Сникший, надломленный, через её плечо говорил Нурсат-ходжа:

– Я ничего не могу сделать: нужны травы агдым, аргун, жильбек – но они есть только в степи!!! Он жив одними иглами – но вчера у него пошло чёрное пятно… Его не убрать – нужны травы, а я лесных трав не знаю!…

Антонов огонь?

Беда…

– Сколько сможет продержаться?

– Дней пять…

– Через день будет травник – он все травы знет… Лоза, брысь к Севрюку, пусть не мешкая пригонит из табуна трёх лошадей: двух самых шибких, третью крепкую, смирную. Овса на три прогона лучшего – сам поедет со мной: дорога?…Всякая! Харч на два дня без готовки на троих соберёте с Постей. Отъедем на зорьке…

Утром, до восхода, два всадника на добрых горячливых конях и с покойным сильным меринов в заводе исчезли в лиловых сумерках – день навис тяжёлой одуряющей жарой и к ночи разразился беснующейся грозой и свирепым ливнем…

– — – —

Два дня тянулись в ожидании, сначала томительном, потом нестерпимом, от жары ли, набросившейся косматым кроваво-красным солнцем, от одуряющей ли прели иссыхающих болот. На вторую ночь у постели Арслана-апы обеспаметела Ханум – Хивря унесла её в гущину истобку, раздела, растёрла тряпицами с холодной водой; просидела в ногах до утра; отпоила молоком… Арслан-апу до зари стерегли Постя и Лоза…

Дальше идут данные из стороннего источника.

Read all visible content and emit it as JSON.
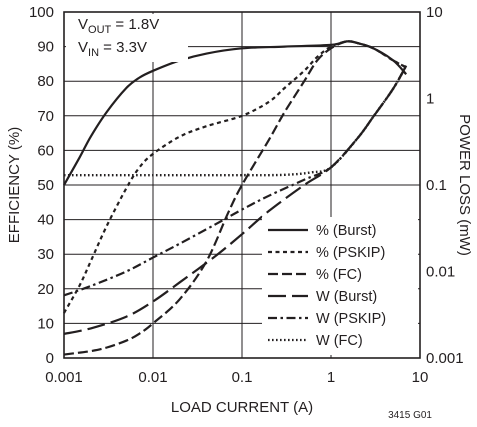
{
  "chart_data": {
    "type": "line",
    "xlabel": "LOAD CURRENT (A)",
    "ylabel_left": "EFFICIENCY (%)",
    "ylabel_right": "POWER LOSS (mW)",
    "x_scale": "log",
    "x_range": [
      0.001,
      10
    ],
    "x_ticks": [
      "0.001",
      "0.01",
      "0.1",
      "1",
      "10"
    ],
    "y_left_range": [
      0,
      100
    ],
    "y_left_ticks": [
      "0",
      "10",
      "20",
      "30",
      "40",
      "50",
      "60",
      "70",
      "80",
      "90",
      "100"
    ],
    "y_right_scale": "log",
    "y_right_range": [
      0.001,
      10
    ],
    "y_right_ticks": [
      "0.001",
      "0.01",
      "0.1",
      "1",
      "10"
    ],
    "grid": true,
    "legend_position": "lower-right",
    "annotations": {
      "vout_main": "V",
      "vout_sub": "OUT",
      "vout_rest": " = 1.8V",
      "vin_main": "V",
      "vin_sub": "IN",
      "vin_rest": " = 3.3V",
      "figure_id": "3415 G01"
    },
    "series": [
      {
        "name": "% (Burst)",
        "axis": "left",
        "dash": "solid",
        "x": [
          0.001,
          0.0015,
          0.002,
          0.003,
          0.005,
          0.007,
          0.01,
          0.02,
          0.04,
          0.1,
          0.3,
          1,
          1.5,
          2,
          3,
          5,
          7
        ],
        "y": [
          50,
          58,
          64,
          71,
          78,
          81,
          83,
          86,
          88,
          89.5,
          90,
          90.5,
          91.5,
          91,
          89.5,
          86,
          82
        ]
      },
      {
        "name": "% (PSKIP)",
        "axis": "left",
        "dash": "short",
        "x": [
          0.001,
          0.0015,
          0.002,
          0.003,
          0.005,
          0.007,
          0.01,
          0.02,
          0.04,
          0.1,
          0.2,
          0.3,
          0.5,
          0.7,
          1,
          1.5,
          2,
          3,
          5,
          7
        ],
        "y": [
          13,
          21,
          28,
          38,
          49,
          55,
          59,
          64,
          67,
          70,
          74,
          78,
          83,
          87,
          90,
          91.5,
          91,
          89.5,
          86,
          84
        ]
      },
      {
        "name": "% (FC)",
        "axis": "left",
        "dash": "medium",
        "x": [
          0.001,
          0.002,
          0.003,
          0.005,
          0.007,
          0.01,
          0.02,
          0.04,
          0.07,
          0.1,
          0.2,
          0.3,
          0.5,
          0.7,
          1,
          1.5,
          2,
          3,
          5,
          7
        ],
        "y": [
          1,
          2,
          3,
          5,
          7,
          10,
          17,
          28,
          42,
          50,
          63,
          71,
          80,
          86,
          89.5,
          91.5,
          91,
          89.5,
          86,
          84
        ]
      },
      {
        "name": "W (Burst)",
        "axis": "right",
        "dash": "long",
        "x": [
          0.001,
          0.002,
          0.005,
          0.01,
          0.02,
          0.05,
          0.1,
          0.2,
          0.5,
          1,
          2,
          3,
          5,
          7
        ],
        "y": [
          0.0019,
          0.0022,
          0.003,
          0.0045,
          0.0075,
          0.015,
          0.027,
          0.05,
          0.1,
          0.16,
          0.35,
          0.62,
          1.3,
          2.4
        ]
      },
      {
        "name": "W (PSKIP)",
        "axis": "right",
        "dash": "dashdot",
        "x": [
          0.001,
          0.002,
          0.005,
          0.01,
          0.02,
          0.05,
          0.1,
          0.2,
          0.5,
          1,
          2,
          3,
          5,
          7
        ],
        "y": [
          0.0053,
          0.0068,
          0.01,
          0.0145,
          0.021,
          0.035,
          0.052,
          0.075,
          0.115,
          0.16,
          0.35,
          0.62,
          1.3,
          2.4
        ]
      },
      {
        "name": "W (FC)",
        "axis": "right",
        "dash": "dotted",
        "x": [
          0.001,
          0.01,
          0.1,
          0.3,
          0.6,
          1,
          2,
          3,
          5,
          7
        ],
        "y": [
          0.13,
          0.13,
          0.13,
          0.131,
          0.14,
          0.16,
          0.35,
          0.62,
          1.3,
          2.4
        ]
      }
    ]
  }
}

Уже за полдень третьего дня к починку выехали три всадника: двое покойно-привычные, третий, в подряснике и скуфейке, полулежал на терпеливом мерине, безнадёжно отдавшись судьбе.

Гуща, соскочив с обрадованного коня и поддерживая рукой обессилено сползающего батюшку, отдавал распоряжения людям:

– Севрюк, тороки неси в скудельницу; будешь свободен два за день – четыре дня твои… Постя! Севрюка кормить вволю; медку и бражки досыта – прихлебателям ШИШ!

…Как ни бежали бабы, впереди, лёгкой кобылицей, летела Ханум, они за ней: тёлки, коровы…

Подрясник верещал на девок:

– Кыш, окаянные, сейчас гасник спущу – всё стёр неладный… – ,махая на мерина.

– Девки, набегай, сейчас поп покажет, откуда детки идут! – …опять Лоза, будь ей неладно…

Бросив повод загордившемуся мальцу, шагнул-поклонился Ханум…

– Прости, Ждана-ханум: лошади в грозу сорвались – день потеряли. Как Арслан-бек?